Building a set of new predictors
In order to decide when to release an order to the kitchen, we developed a set of new predictors to estimate the time needed for the restaurant to prepare the food against the time needed for a Dasher to arrive at the restaurant and pick up the food. We relied on a few existing models to estimate the Dasher arrival time. While we already have various prep time models, we had to develop a new predictor for the AOR purpose since there are a few unique features in this case that were not captured in the general marketplace models. We used a LightGBM model that reached both great performance offline and proved to work and scale well in similar use cases at DoorDash.
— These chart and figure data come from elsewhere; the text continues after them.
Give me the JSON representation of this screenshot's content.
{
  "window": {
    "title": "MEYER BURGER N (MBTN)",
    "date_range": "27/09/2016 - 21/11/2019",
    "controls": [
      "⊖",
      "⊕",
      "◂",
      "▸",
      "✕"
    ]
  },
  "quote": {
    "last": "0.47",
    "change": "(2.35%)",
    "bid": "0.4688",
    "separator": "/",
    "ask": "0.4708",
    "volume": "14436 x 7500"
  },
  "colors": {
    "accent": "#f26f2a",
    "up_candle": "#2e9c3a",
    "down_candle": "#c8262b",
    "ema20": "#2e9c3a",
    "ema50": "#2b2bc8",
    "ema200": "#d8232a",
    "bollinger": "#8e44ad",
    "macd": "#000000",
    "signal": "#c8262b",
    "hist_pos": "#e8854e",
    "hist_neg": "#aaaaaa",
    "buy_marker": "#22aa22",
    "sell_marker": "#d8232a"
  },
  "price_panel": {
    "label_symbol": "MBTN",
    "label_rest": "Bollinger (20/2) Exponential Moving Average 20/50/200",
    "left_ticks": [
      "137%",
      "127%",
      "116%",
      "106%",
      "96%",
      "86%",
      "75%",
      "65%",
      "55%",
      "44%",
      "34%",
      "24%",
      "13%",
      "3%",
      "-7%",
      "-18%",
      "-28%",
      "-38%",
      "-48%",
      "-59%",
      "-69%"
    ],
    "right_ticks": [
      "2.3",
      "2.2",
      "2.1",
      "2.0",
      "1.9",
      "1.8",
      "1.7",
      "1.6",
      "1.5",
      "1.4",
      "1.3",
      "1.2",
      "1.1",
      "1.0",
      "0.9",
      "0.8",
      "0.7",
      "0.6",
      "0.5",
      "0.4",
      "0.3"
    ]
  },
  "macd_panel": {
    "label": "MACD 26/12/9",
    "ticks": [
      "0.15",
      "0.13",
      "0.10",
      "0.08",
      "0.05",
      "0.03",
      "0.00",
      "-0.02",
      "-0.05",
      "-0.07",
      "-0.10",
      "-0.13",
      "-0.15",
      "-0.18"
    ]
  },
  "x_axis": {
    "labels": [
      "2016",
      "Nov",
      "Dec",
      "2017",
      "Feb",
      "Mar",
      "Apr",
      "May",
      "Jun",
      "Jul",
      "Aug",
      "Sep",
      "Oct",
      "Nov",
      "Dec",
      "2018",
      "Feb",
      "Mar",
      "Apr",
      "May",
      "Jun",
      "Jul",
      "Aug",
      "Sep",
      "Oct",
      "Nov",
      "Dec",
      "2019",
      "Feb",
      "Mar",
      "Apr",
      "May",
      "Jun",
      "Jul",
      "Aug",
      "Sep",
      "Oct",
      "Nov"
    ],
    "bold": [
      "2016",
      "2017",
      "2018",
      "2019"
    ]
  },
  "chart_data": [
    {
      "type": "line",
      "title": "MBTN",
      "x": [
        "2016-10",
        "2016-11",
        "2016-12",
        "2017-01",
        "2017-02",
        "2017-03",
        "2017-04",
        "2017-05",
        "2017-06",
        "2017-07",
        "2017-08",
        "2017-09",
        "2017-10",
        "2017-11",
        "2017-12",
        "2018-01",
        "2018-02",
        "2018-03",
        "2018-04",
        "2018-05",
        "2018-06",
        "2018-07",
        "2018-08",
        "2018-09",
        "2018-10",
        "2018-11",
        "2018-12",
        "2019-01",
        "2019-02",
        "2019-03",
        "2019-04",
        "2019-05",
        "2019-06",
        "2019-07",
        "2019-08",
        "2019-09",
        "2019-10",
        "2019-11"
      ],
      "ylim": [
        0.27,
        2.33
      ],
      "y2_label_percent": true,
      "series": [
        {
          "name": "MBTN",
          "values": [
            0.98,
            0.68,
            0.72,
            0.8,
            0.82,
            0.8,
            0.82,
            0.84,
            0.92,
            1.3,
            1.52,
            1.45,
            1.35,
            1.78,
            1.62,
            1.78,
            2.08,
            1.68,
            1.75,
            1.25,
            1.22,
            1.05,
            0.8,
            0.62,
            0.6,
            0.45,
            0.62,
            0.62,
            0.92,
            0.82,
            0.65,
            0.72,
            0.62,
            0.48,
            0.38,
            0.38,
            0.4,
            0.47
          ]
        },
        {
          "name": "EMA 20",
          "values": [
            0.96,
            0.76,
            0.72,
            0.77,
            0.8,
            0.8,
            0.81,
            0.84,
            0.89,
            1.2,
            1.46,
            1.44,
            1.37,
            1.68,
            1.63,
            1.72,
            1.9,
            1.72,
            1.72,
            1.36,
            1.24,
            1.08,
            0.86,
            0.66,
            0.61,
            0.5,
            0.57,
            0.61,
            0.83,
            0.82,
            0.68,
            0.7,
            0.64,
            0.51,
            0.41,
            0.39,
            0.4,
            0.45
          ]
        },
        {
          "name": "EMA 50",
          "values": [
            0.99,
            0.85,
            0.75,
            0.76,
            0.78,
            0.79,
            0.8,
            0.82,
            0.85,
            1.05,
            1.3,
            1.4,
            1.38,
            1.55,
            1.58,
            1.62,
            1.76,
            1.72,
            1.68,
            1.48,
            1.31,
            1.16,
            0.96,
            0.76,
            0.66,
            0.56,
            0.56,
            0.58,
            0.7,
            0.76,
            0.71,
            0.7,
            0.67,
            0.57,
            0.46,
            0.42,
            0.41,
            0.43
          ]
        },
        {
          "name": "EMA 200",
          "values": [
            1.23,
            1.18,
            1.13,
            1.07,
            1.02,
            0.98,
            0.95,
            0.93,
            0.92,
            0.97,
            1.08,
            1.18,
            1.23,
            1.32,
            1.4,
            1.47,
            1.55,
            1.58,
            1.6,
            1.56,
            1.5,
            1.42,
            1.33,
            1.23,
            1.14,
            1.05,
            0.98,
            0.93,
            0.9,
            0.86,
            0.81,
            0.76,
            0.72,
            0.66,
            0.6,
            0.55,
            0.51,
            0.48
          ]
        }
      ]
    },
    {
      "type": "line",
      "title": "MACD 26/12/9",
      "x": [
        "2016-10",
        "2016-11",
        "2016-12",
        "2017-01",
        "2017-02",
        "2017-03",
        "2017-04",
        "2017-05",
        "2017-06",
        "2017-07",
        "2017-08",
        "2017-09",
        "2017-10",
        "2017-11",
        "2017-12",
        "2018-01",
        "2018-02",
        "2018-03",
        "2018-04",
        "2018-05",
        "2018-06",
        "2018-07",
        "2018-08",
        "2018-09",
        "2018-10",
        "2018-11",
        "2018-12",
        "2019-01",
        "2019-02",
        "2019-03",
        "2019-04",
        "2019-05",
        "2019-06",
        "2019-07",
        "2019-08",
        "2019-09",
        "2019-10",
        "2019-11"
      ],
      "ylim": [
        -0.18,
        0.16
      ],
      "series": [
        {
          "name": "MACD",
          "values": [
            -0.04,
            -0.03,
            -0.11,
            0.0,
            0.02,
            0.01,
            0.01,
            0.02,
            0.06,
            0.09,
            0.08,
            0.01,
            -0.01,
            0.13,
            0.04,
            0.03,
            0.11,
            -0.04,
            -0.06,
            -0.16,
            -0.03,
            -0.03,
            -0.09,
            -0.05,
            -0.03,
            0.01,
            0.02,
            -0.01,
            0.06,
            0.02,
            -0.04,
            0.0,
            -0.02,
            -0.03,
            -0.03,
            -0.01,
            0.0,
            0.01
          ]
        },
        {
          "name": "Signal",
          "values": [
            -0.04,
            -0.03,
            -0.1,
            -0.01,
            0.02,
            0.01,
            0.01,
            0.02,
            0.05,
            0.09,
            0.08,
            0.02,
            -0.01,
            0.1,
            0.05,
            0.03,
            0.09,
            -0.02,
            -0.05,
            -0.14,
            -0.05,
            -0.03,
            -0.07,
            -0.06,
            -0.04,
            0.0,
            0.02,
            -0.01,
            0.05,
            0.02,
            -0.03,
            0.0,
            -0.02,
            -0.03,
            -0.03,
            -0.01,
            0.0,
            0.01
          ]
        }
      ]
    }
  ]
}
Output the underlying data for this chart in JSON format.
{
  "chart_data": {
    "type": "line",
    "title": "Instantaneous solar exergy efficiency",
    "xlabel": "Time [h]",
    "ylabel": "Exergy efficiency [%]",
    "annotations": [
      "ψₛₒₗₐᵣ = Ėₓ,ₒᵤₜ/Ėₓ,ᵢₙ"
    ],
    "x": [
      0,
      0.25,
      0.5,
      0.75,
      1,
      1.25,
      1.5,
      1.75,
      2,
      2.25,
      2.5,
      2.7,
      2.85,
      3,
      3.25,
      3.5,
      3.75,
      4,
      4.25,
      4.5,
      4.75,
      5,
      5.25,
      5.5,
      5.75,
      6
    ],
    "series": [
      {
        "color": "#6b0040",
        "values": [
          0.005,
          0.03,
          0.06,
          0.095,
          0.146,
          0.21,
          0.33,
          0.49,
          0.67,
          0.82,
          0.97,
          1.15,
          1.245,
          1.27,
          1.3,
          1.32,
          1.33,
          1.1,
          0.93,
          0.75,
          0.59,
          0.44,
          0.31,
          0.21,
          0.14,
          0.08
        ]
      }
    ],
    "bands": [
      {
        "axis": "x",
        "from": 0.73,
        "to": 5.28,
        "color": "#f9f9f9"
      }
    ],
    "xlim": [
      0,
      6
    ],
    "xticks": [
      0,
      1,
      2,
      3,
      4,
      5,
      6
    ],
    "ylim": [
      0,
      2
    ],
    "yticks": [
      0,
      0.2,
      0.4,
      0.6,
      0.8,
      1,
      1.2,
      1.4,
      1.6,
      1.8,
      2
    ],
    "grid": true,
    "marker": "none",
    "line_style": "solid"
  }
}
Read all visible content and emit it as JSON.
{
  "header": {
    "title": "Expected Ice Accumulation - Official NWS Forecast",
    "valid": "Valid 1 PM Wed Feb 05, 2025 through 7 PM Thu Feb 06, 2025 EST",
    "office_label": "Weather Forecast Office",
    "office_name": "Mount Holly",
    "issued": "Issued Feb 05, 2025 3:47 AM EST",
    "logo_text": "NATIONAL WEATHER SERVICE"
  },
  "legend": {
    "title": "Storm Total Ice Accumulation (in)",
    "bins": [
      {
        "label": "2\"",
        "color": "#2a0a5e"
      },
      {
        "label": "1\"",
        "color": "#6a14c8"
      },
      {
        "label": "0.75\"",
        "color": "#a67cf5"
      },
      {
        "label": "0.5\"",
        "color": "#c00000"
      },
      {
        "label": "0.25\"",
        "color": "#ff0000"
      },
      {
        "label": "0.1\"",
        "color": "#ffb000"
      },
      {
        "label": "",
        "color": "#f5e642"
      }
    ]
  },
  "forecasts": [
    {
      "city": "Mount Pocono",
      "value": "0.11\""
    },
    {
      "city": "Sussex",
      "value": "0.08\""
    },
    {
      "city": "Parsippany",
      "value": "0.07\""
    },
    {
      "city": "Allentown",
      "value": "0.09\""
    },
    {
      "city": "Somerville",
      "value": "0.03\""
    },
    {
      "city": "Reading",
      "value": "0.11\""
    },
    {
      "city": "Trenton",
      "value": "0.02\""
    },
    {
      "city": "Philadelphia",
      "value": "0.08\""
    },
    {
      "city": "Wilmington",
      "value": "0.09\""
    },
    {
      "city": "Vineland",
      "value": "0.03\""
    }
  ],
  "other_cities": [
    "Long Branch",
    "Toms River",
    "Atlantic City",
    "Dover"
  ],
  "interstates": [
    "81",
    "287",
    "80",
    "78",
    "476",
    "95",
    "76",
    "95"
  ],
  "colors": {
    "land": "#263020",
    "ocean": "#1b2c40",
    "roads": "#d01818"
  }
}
Evaluating the model's performance against business metrics
One of the main challenges of selecting the best model offline is the limited predictability of the business metric impact. Our core model predicts the food preparation time and the product goals were reducing the Dasher wait times without degrading the end-to-end delivery time and without increasing food wait times. Moving quickly to experiments helped us determine how to tune our loss function to capture these unique business requirements. One of the great advantages of using LightGBM was the ease of adjusting the loss function to bias and tuning the model's performance to our unique business needs.
Through the finish line
After a few months of work, we have reached the majority of our original plan - a new feature that leverages ML models to dynamically decide when an order should be released to the kitchen. We had a few more hypotheses we wanted to test and a goal of leveraging the above architecture and models to dynamically define the optimal release distance for each order that was placed on a delayed release. One of the surprising challenges was defining when our work is complete and when we move to a different type of development life cycle - continued maintenance and monitoring. We decided to scope some additional work to test a new Dasher speed estimation model. This new model improved our accuracy and provided another incremental win to wrap up our development work.
Conclusion
In this post we described how we applied a few important practices to design and ship a new feature; start simple, break it down into milestones and work iteratively. While these are relatively common practices, there are a few unique work characteristics here at DoorDash that enabled our success:
- Strong bias for action: it might be difficult to define what "good enough" actually means and not be paralyzed by all the different ways we can make something better. We are a very experimentation-oriented team and we encourage each other to ship as soon as we can make a positive impact
- We operate in a unique way that allows us to construct teams around great ideas to see them mature and ship them in production. This team was constructed from the bottom up - solid analysis and cross functional collaborations led us to build a formal team
- Providing incremental results was the fuel that we needed to get time and buy-in to reach our longer term goal. Building ML infrastructure and developing models that can perform in production takes time and can be a risk. We constantly maintain some balance between these short term and long term bets
- Building out the necessary tooling to support the feature as it grows - operations tooling for easily onboarding stores, tooling for faster debugging, and frameworks for rapid experimentation
We hope these steps and approach can pave a path for others who are facing similar challenges and sheds some light around ML development at DoorDash.